- 7 medium zucchini or yellow squash
- 1 1/4 pounds peeled, medium-size raw shrimp (31/35 count)
- 1/2 cup butter
- 1 medium onion, finely chopped
- 1/2 medium-size green bell pepper, chopped
- 2 celery ribs, finely chopped
- 3 green onions, chopped
- 3 garlic cloves, minced
- 1/4 cup chopped fresh parsley
- 1 1/4 cups fine, dry breadcrumbs, divided
- 3/4 teaspoon salt
- 1/2 teaspoon black pepper
- 1/4 teaspoon ground red pepper
- 1 large egg, lightly beaten
- 2 tablespoons butter
How to Make It
Microwave squash at HIGH 3 minutes. Cut each in half lengthwise. Carefully scoop out pulp into a bowl, leaving a 1/4-inch-thick shell. Finely chop pulp.
Meanwhile, devein shrimp, if desired. Coarsely chop shrimp.

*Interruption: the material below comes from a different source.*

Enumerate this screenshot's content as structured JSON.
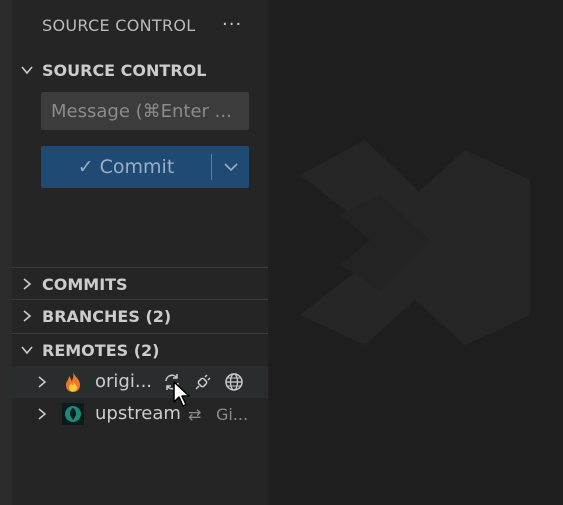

Melt 1/2 cup butter in a large, deep skillet or Dutch oven over medium heat; add onion, and cook, stirring occasionally, 5 minutes or until tender. Reduce heat to low; add bell pepper and next 4 ingredients; sauté 12 minutes or until tender. Stir in squash pulp; cook, stirring often, 5 minutes. Stir in 1 cup breadcrumbs until combined. Remove from heat; stir in shrimp. Stir in salt and next 3 ingredients.
Microwave 2 Tbsp. butter at HIGH 10 to 15 seconds or until melted. Spoon squash mixture into shells, pressing down lightly. Sprinkle with remaining 1/4 cup breadcrumbs. Place squash in 2 (11- x 7-inch) baking dishes. Drizzle with melted butter.
Bake at 350° for 30 minutes or until lightly browned.
Note: For testing purposes only, we used an 1,100-watt microwave.